La storia delle Tenute Romanée-Conti.

I vigneti delle Tenute Romanée-Conti sono raggruppati attorno al villaggio di Vosne-Romanée, circonati da un paesaggio davvero splendido. Si racconta che nel 1232, l'Abbazia di San Vivant in Vosne acquistò 1,8 ettari di vigneto, e che in seguito nel 1631 lo stesso vigneto venne acqistato dalla famiglia de Croonembourg, ribattezzandolo Romanée in omaggio alle origini romane ai tempi delle invasioni in cui, proprio lì, si stabilì il Prefetto di Roma.

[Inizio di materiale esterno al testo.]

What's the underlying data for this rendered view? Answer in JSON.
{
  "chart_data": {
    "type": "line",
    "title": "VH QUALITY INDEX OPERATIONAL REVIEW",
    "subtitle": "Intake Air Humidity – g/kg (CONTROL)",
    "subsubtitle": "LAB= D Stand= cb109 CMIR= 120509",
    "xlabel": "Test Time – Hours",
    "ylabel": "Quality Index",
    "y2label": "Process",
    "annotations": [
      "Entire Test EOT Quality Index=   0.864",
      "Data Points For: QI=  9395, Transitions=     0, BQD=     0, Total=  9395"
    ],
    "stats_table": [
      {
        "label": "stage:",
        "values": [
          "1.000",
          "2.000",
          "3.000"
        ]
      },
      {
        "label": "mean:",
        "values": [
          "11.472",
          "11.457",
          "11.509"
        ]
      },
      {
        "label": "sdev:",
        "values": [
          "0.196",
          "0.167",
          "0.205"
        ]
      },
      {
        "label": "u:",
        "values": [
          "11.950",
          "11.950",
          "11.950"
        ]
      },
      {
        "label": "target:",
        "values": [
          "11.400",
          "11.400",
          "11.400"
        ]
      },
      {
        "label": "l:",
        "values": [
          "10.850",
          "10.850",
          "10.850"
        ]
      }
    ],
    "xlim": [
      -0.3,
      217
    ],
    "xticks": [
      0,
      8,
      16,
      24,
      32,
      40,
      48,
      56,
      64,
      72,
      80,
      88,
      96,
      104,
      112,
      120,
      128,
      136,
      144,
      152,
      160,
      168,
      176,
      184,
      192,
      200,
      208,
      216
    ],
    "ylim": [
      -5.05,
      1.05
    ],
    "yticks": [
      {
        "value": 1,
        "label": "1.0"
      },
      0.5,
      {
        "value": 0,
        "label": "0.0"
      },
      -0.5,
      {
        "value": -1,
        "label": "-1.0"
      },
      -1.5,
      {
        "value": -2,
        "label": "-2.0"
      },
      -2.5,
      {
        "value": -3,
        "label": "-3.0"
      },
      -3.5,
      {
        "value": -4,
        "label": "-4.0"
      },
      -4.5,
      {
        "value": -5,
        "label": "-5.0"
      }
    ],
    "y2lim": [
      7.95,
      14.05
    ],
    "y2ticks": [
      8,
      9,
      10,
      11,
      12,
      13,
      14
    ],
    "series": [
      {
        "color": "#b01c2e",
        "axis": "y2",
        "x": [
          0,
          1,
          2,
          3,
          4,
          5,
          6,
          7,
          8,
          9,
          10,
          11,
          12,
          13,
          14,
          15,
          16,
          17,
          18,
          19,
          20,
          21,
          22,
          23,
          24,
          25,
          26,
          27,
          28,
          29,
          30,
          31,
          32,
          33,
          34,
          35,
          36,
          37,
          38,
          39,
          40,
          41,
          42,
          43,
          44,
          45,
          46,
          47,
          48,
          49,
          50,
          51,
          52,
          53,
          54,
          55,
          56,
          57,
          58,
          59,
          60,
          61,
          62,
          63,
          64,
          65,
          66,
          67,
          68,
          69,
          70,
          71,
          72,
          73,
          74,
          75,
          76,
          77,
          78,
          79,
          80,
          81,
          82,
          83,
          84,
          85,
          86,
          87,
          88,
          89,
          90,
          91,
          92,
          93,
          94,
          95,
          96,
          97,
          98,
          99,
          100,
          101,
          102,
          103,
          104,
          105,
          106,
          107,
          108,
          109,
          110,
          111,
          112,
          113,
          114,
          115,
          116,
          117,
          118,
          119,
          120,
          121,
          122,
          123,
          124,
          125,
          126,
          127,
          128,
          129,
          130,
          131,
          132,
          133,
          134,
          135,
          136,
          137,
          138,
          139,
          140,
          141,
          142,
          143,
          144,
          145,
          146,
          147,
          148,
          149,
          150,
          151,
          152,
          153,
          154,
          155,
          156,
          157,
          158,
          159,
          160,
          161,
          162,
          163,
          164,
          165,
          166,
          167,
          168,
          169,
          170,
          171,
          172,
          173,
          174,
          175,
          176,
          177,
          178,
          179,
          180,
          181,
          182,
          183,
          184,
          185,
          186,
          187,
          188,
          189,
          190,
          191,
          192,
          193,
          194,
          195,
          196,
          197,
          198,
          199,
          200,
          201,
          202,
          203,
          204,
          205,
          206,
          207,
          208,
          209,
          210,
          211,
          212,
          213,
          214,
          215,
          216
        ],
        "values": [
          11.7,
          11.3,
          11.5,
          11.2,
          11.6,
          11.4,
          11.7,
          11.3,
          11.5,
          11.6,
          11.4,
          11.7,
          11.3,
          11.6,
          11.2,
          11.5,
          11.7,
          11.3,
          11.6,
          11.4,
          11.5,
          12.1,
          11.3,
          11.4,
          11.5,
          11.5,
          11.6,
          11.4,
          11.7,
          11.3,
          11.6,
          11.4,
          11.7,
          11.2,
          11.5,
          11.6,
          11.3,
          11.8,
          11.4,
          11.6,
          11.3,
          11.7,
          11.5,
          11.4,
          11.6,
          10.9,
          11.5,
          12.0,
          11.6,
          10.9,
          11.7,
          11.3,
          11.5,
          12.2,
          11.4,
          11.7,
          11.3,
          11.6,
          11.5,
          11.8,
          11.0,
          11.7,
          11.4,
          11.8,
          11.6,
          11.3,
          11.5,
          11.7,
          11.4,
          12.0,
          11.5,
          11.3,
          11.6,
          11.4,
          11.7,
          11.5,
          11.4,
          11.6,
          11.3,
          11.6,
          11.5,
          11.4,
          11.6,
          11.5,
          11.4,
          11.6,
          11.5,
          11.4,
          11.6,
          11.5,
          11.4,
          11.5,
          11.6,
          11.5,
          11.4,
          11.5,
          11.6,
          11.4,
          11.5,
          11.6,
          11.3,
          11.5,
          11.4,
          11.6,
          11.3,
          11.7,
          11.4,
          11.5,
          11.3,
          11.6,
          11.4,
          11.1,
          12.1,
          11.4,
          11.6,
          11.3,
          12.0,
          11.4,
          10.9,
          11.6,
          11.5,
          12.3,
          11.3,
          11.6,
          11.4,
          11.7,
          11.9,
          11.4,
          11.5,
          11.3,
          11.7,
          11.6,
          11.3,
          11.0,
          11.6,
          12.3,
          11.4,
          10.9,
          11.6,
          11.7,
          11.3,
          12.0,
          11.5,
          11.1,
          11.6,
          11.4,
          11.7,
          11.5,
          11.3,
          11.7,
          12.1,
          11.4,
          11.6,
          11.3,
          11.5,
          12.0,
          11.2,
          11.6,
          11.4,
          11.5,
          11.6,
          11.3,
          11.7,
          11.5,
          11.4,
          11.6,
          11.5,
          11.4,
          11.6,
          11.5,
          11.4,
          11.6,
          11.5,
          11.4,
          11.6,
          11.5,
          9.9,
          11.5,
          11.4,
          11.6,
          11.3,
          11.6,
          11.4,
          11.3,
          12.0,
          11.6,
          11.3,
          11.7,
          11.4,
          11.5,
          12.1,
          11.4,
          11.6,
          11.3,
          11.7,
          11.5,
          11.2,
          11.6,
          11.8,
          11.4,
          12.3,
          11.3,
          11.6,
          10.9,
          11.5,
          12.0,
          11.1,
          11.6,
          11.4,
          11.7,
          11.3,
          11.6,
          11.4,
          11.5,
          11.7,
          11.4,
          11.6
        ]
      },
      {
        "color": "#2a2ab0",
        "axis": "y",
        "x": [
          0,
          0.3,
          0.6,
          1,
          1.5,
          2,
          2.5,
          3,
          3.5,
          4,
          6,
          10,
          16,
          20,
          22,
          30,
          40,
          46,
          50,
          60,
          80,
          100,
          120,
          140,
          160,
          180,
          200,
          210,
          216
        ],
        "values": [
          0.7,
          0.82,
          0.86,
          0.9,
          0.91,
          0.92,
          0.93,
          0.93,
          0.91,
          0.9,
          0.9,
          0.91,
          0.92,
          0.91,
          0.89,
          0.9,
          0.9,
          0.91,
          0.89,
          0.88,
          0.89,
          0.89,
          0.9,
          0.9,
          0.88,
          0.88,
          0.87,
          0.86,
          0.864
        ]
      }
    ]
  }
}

Ma nel 1760, André de Croonembourg decise di vendere le terre e diede inizio ad una diatriba tra i due offerenti Madame de Pompadour, la famosa amante del Re Luigi XV di Francia, ed il suo acerrimo nemico Louis François I de Borbone-Conti. Fu il principe ad averla vinta e la vigna divenne nota come Romanée-Conti.

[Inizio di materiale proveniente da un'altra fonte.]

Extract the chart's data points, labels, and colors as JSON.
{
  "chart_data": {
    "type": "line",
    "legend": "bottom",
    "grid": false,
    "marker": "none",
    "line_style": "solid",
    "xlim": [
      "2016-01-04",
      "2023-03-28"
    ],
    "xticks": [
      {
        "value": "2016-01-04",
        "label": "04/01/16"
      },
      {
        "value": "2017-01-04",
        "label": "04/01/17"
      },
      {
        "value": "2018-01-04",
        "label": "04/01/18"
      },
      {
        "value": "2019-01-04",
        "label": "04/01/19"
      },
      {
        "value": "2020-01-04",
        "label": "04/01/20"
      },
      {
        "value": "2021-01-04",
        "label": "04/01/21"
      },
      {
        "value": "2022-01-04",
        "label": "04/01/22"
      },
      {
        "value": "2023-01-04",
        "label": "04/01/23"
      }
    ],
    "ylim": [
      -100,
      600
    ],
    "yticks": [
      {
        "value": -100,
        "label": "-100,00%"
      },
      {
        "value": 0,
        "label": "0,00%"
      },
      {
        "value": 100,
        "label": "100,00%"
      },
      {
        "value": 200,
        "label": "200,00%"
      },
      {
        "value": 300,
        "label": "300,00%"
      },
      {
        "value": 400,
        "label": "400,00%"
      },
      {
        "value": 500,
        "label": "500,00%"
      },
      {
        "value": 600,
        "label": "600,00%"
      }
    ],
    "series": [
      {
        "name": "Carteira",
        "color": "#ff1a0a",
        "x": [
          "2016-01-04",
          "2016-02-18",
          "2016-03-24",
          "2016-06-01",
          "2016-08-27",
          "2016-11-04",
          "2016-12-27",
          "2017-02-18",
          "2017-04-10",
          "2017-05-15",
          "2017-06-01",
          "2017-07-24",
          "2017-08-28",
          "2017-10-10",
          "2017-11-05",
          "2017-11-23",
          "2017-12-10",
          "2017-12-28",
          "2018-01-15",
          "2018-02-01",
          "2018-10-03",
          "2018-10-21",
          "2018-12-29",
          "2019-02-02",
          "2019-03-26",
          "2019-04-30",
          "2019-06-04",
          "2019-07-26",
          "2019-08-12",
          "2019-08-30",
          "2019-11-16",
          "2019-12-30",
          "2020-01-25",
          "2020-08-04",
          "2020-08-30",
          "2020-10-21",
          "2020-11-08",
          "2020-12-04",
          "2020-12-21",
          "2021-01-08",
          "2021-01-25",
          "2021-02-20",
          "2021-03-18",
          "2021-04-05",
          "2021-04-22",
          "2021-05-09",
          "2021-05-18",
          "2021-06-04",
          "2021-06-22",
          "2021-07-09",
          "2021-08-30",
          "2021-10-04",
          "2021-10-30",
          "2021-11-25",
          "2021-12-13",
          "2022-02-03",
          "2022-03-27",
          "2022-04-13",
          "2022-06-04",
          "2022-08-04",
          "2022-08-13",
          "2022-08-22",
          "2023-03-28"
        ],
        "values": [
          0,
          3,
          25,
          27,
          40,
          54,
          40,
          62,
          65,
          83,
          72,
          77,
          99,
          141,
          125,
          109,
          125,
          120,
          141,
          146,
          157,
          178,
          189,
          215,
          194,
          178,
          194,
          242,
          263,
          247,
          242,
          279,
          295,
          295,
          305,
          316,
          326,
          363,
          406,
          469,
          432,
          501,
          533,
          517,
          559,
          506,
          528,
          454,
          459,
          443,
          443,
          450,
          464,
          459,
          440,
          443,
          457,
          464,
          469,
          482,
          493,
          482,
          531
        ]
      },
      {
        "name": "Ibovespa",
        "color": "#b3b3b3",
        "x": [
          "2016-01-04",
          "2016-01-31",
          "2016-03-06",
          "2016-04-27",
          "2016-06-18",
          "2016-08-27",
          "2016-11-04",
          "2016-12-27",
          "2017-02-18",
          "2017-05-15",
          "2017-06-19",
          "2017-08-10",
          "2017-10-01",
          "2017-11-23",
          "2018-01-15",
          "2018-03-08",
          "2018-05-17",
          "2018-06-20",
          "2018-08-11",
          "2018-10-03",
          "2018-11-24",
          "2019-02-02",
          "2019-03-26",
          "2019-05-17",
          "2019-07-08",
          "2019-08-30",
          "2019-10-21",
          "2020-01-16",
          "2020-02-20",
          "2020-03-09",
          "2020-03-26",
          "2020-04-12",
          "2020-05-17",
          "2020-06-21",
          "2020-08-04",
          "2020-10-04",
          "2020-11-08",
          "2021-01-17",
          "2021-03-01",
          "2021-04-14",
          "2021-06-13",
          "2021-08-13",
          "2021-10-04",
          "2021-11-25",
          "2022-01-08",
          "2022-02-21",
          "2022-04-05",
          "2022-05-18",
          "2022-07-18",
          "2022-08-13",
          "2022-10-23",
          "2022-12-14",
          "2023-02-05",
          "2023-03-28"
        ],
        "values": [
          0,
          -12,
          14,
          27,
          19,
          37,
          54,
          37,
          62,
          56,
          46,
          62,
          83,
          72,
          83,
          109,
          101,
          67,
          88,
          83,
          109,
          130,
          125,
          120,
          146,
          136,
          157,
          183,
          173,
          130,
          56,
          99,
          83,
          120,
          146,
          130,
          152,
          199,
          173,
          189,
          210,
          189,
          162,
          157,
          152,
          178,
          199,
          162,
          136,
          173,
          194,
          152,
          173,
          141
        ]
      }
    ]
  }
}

Durante la Rivoluzione Francese, la terra del principe venne sequestrata e messa all'asta e solo nel 1819 il vigneto Romanée-Conti venne acquistato da Nicolas Defer de la Nouerre, vendendolo poi a Julien Ouvrard per 78.000 franchi. L’elenco delle vendite è lungo e articolato, facendo un salto in avanti ed arrivando ad oggi, possiamo chiaramente comprendere perchè questi vitigni sono così pregati.

La cura con cui viene tutelato e curato il terreno e la produzione, è incredibile. Si parte da un'attenzione estrema per migliore coltivazione dei vigneti di Romanée-Conti e Le Montrache in cui addirittura sono stati reintrodotti i cavalli, al fine di evitare la compattazione del terreno con l'uso dei trattori, oltre a pratiche davvero particolari per tutelare la produzione di vini sopraffini come questi, che spiegano il perché dalle tenute Romanée-Conti escono pochissime migliaia di bottiglie all'anno. Rossi che viaggiano fissi su cifre al di là della portata dei comuni mortali.

La particolarità che sta dietro a questa asta è che il vino in questione, un Romanée-Conti del 1945, fa parte delle uniche 600 bottiglie che furono prodotte con la vendemmia del 1945, cioè subito dopo la fine della Seconda Guerra  Mondiale, e sono le ultime che derivano proprio da quelle vigne, perché dopo la raccolta dell'uva, quelle vigne furono espiantate. Un Borgogna mitologico e rarissimo. Ed è per questa ragione che la gara per aggiudicarselo si è infiammata, portando questo Romanée-Conti del 1945 ad un prezzo di vendita che supera il mezzo milione di dollari, con una base d’asta iniziale di 32mila dollari, per arrivare alla cifra più alta mai pagata per una singola bottiglia di vino ad un'asta.